@certik and everyone,
Notwithstanding the excellent point by @themos the specific case at hand is not a true performance benchmark on account of the mathematical identity, should we continue to use the same case but modify it as suggested upthread to view the sin
calculation as some representative function computation for which a common library implementation is to be consumed in any programming paradigm of interest, whether it be based in Julia or Fortran, and we “up” the game a little bit to achieve some “scale” to the calculations i.e., raise the number N to be 800,000,000 rather than 100,000,000, a speedup close to 6x relative to Julia is viable with Fortran.
So with John Burkardt’s C code for the CORDIC algorithm (link upthread) as the basis, the Julia code and the result is as follows (as noted by @uwe, avx*
macro fails to compile, so it’s removed):
function cordic_sine(a)
cos = Ref{Float64}(0.0)
sin = Ref{Float64}(0.0)
# Ref: Excellent work by John Burkardt
# https://people.sc.fsu.edu/~jburkardt/c_src/cordic/cordic.c
# void cossin_cordic ( double beta, int n, double *c, double *s )

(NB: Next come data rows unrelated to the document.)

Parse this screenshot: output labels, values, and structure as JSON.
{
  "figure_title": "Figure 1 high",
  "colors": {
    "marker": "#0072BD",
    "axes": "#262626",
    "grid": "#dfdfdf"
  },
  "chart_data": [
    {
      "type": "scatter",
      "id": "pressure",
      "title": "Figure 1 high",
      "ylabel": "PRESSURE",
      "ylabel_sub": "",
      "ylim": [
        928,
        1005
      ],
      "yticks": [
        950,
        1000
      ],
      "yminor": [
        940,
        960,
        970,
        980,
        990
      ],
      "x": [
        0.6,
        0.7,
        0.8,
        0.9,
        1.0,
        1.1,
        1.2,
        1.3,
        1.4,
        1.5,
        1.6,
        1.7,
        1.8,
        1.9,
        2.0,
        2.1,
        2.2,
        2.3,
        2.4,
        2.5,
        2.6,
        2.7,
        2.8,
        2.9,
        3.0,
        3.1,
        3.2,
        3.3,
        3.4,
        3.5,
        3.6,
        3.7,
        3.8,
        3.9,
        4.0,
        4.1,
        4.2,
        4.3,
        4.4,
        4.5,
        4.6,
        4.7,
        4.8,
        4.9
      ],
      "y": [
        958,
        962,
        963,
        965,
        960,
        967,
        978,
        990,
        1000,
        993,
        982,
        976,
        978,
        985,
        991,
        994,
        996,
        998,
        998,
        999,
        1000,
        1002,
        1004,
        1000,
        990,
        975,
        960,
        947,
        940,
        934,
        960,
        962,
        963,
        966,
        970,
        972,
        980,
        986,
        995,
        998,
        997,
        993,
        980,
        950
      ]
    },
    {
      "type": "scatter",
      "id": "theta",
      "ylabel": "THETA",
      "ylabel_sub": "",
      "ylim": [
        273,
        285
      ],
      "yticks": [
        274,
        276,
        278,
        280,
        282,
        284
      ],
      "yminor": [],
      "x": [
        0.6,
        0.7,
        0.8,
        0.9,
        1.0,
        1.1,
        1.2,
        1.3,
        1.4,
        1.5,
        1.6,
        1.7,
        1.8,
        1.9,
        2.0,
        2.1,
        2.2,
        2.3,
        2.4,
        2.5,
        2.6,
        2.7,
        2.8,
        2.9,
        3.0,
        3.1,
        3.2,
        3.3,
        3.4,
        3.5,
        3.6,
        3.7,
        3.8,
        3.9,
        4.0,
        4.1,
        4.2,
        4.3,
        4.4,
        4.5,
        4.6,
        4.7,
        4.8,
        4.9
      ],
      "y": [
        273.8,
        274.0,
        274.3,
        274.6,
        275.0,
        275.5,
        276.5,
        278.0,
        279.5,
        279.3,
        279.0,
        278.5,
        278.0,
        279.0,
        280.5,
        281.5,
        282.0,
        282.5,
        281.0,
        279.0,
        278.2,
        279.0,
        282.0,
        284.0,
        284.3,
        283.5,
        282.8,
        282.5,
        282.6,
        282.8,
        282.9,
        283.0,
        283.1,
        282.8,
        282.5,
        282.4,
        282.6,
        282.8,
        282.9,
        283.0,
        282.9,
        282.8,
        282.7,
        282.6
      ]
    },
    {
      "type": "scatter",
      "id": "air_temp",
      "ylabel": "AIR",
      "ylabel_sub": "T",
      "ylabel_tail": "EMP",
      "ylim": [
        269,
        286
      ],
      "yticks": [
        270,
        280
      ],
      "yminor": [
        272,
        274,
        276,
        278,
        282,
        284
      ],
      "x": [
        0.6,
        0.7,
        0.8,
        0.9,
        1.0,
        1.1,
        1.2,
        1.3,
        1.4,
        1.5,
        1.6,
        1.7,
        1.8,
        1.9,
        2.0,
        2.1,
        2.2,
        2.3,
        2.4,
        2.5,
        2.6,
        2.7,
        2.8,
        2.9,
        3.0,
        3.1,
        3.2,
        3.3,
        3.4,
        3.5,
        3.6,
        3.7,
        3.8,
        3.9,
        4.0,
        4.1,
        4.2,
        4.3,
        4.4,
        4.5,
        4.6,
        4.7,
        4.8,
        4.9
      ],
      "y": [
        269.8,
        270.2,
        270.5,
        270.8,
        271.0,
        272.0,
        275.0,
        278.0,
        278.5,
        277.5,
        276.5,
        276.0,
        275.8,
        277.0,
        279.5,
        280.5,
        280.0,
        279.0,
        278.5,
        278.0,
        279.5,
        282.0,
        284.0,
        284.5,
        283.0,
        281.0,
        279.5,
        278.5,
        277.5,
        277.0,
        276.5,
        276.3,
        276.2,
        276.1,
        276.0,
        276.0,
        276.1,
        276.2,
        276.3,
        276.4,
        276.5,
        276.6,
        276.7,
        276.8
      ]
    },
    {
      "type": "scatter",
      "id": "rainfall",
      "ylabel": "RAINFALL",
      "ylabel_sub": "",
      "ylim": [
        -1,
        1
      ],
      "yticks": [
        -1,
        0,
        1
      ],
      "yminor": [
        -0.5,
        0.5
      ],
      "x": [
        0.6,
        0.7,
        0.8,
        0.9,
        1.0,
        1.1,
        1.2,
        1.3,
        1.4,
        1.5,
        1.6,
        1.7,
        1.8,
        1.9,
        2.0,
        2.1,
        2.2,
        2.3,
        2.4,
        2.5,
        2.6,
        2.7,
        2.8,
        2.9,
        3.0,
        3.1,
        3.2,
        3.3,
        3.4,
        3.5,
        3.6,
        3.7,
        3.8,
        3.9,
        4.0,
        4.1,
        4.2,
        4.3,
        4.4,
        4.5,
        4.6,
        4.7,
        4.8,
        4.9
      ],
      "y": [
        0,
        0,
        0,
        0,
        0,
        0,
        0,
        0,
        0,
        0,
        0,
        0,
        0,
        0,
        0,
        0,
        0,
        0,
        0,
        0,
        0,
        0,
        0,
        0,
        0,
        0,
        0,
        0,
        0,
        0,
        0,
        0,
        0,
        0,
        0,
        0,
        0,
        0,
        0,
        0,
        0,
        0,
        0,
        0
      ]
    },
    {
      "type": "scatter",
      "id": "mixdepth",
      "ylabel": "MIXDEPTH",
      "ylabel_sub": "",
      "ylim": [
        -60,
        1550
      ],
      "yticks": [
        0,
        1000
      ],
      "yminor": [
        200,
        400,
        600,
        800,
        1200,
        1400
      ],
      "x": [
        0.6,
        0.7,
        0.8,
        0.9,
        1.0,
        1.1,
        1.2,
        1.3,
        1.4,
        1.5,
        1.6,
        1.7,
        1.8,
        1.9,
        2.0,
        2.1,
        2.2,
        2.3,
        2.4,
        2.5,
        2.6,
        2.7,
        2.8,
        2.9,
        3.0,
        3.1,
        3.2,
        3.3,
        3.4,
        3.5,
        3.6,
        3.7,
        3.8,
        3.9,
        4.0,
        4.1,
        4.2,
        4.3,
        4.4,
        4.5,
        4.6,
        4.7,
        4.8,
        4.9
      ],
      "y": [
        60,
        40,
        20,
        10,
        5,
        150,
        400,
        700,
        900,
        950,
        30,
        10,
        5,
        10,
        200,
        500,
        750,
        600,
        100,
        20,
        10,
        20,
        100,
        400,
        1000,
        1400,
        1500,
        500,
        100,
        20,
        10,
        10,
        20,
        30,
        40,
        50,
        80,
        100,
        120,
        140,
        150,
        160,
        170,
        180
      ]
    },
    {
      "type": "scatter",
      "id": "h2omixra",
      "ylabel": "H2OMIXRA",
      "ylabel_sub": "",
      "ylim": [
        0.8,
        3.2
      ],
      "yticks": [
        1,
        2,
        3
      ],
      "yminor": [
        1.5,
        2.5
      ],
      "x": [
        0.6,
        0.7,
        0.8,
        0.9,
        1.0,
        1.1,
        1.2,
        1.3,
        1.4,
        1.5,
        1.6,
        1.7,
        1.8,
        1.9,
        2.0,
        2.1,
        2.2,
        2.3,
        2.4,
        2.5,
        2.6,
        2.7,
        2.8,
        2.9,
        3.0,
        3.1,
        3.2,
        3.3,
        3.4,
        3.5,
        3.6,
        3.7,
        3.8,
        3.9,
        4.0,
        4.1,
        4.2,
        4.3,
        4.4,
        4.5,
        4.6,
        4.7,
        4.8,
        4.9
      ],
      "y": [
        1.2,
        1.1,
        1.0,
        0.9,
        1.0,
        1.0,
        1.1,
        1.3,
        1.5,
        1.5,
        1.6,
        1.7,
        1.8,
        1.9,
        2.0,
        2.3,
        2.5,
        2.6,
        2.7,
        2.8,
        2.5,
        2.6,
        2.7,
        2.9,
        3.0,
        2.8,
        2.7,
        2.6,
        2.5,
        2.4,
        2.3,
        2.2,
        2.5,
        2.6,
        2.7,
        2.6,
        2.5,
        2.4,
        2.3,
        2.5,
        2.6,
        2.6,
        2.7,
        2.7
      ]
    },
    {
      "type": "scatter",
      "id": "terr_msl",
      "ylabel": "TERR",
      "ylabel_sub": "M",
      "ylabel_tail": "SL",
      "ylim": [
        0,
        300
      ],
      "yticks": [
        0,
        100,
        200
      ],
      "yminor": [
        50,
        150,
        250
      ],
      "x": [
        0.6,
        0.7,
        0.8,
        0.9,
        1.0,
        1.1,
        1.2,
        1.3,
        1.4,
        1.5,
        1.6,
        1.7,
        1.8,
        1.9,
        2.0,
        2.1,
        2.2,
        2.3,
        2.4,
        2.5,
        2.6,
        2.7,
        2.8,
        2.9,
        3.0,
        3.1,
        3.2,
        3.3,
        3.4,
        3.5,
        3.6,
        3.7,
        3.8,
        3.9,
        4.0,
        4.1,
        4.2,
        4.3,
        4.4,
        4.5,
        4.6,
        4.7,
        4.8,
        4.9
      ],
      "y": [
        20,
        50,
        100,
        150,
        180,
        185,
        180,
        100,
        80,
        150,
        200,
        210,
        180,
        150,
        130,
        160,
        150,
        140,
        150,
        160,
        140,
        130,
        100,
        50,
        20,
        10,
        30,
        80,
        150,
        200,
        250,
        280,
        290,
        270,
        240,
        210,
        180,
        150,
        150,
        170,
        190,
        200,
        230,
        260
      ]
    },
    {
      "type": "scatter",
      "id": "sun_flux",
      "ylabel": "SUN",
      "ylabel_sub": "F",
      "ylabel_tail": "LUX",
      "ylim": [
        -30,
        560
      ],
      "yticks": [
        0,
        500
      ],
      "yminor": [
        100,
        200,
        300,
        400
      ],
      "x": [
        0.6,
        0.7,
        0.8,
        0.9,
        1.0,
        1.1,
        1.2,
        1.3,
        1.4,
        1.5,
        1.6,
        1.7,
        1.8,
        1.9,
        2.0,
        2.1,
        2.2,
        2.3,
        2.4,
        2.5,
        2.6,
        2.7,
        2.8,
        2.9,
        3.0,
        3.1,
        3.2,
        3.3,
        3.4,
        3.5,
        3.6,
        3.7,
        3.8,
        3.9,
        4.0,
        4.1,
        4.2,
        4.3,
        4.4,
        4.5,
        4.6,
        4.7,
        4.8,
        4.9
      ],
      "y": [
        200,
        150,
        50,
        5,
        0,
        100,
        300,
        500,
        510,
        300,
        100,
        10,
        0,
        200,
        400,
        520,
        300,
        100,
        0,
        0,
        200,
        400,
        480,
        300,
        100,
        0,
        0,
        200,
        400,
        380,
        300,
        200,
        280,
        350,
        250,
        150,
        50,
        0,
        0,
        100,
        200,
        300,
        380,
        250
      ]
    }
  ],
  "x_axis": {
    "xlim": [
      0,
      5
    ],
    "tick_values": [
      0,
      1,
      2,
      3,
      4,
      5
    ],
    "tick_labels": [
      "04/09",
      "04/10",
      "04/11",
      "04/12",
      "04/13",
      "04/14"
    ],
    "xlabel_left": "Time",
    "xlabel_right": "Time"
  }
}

ccall((:cossin_cordic, "cordic"), Cvoid, (Float64, Cint, Ref{Float64}, Ref{Float64}), a, 40, cos, sin)
return sin[]
end
function f_avx(N)
s = 0.0
for i in 1:N
s += cordic_sine(convert(Float64, i))
end
s
end
@time r = f_avx(800000000)
println(r)
Execution result with Julia:
C:\temp>julia avx.jl
172.551030 seconds (1 allocation: 16 bytes)
1.9006631241568408
With Fortran, say one pursues rather simple-minded coarray
approach as shown in the below fold - but while noting coarray
is part of the base language:
Click to see Fortran code
Simple coarray example to divvy up the series summation across images
module cordic_m
use, intrinsic :: iso_c_binding, only : c_int, c_double
interface
pure subroutine cossin_cordic( beta, n, c, s) bind(C, name="cossin_cordic")
! Ref: Excellent work by John Burkardt
! https://people.sc.fsu.edu/~jburkardt/c_src/cordic/cordic.c
! void cossin_cordic ( double beta, int n, double *c, double *s )
import :: c_int, c_double
! Argument list
real(c_double), intent(in), value :: beta
integer(c_int), intent(in), value :: n
real(c_double), intent(inout) :: c
real(c_double), intent(inout) :: s
end subroutine
end interface
contains
pure function cordic_sine( a ) result(sin_a)
! Argument list
real(c_double), intent(in) :: a
! Function result
real(c_double) :: sin_a
real(c_double) :: cos_a
call cossin_cordic( a, 40, cos_a, sin_a )
end function
end module
use cordic_m
integer, parameter :: M = 100000000
real(c_double) :: r[*]
real(c_double) :: t1, t2
real(c_double) :: sn
integer :: i
if ( this_image() == 1 ) then
call cpu_time(t1)
end if
sync all
r = f(M)
sync all
if ( this_image() == 1 ) then
sn = 0.0_c_double
do i = 1, num_images()
sn = sn + r[i]
end do
call cpu_time(t2)
print *, "Time", t2-t1
print *, sn
end if
contains
pure function f(N) result(r)
integer, intent(in) :: N
real(c_double) :: r
integer :: i
r = 0.0_c_double
do i = (this_image()-1)*M+1, this_image()*M
r = r + cordic_sine(real(i,c_double))
end do
end function
end program
the timing result with IFORT on the same CPU as the above Julia case is:
C:\temp>ifort /c /O3 /Qcoarray:shared /Qcoarray-num-images=8 /QxHost /traceback p.f90
Intel(R) Fortran Intel(R) 64 Compiler Classic for applications running on Intel(R) 64, Version 2021.2.0 Build 20210228_000000
Copyright (C) 1985-2021 Intel Corporation. All rights reserved.
C:\temp>link p.obj cordic.obj /subsystem:console /out:p.exe
Microsoft (R) Incremental Linker Version 14.27.29112.0
Copyright (C) Microsoft Corporation. All rights reserved.
C:\temp>p.exe
Time 30.2500000000000
1.90066312415625
Note the series summation result matches with that of Julia to the precision of c_double
/ Float64
.
Perhaps one or more of the Julia enthusiasts can show here the parallel execution option(s) with Julia for the same exact case i.e., their native option equivalent to Fortran coarray
- now that will be a good learning exercise for readers here!